Jésus explicite pour ses disciples – témoins de la scène, et nous, lecteurs aujourd’hui – ce qu’il demande à celui qui veut venir « derrière lui » : « qu’il se renie lui-même et prenne sa croix, et qu’il me suive » (v. 24 – trad. TOB). Traduit ainsi, ce verset sert trop souvent de justification à une spiritualité qui, au nom de Jésus, rabaisse l’humain et glorifie la souffrance. Cela m’est insupportable. Je suis donc revenu au grec. Une autre traduction est possible : « Si quelqu’un veut venir derrière moi, qu’il repousse[2] lui-même, et qu’il prenne-dans-ses-mains son pieu de palissade[3], et qu’il fasse route avec moi. » Traduction qui ouvre à une autre lecture. Repousser soi-même : ne pas avoir plus d’égards pour soi que pour les autres, sans pour autant se renier soi-même ; prendre son pieu de palissade : ne pas rester immobile et abrité derrière sa palissade, ne pas se mettre derrière Jésus comme pour y chercher abri et sécurité. Invitation à accueillir l’autre sans chercher à se protéger, mais avec discernement.
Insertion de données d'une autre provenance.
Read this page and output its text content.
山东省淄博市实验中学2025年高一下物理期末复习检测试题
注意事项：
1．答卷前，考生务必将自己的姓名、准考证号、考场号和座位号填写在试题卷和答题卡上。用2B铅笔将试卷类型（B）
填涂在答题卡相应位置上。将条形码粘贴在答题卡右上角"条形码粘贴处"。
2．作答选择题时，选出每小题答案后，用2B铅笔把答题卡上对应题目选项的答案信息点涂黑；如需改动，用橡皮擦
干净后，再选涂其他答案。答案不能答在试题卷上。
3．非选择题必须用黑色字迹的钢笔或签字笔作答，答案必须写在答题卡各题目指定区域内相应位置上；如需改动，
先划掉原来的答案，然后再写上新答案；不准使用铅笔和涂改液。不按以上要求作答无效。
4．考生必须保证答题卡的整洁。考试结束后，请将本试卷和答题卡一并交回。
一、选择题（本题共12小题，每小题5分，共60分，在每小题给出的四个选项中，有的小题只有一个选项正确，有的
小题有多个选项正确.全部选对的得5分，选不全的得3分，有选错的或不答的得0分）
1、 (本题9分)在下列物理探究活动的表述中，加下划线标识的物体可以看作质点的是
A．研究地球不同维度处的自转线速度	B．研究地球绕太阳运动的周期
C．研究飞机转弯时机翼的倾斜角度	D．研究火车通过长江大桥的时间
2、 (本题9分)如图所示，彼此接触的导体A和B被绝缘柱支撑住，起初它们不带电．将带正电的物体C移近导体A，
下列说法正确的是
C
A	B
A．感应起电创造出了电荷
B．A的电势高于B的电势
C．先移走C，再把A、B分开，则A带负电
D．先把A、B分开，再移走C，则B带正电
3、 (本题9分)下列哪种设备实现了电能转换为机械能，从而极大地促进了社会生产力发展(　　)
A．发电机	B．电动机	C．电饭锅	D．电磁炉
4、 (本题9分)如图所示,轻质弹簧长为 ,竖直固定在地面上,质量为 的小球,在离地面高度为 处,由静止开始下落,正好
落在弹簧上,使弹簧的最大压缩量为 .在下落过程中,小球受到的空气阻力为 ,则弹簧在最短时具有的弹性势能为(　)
Et Jésus ajoute que nous laisserons ainsi se manifester la présence dans notre souffle de vie de ce qui nous dépasse si nous réussissons à tenir bon face aux conséquences dans notre vie et notre situation sociale du choix de « venir derrière lui ». Invitation à travailler les écritures, à méditer l’enseignement de Jésus et à le mettre en pratique pour laisser advenir ces moments fugaces qui manifestent la présence du divin au plus intime de l’homme, et les discerner. Ces moments ne sont-ils pas préfiguration de celui où le Fils de l’homme va venir « dans la gloire de son père avec ses messagers, et donner alors à chacun selon ses actes » (v. 27) ?


Michel Menvielle


[1] Ce sont les sens propres du mot grec dont le sens figuré est « scandale ».

[2] Le mot grec habituellement traduit par « renier » a pour sens « refuser, repousser, nier ».

[3] Le mot grec traduit par « croix » a pour sens premier « pieu pour palissade, palissade ».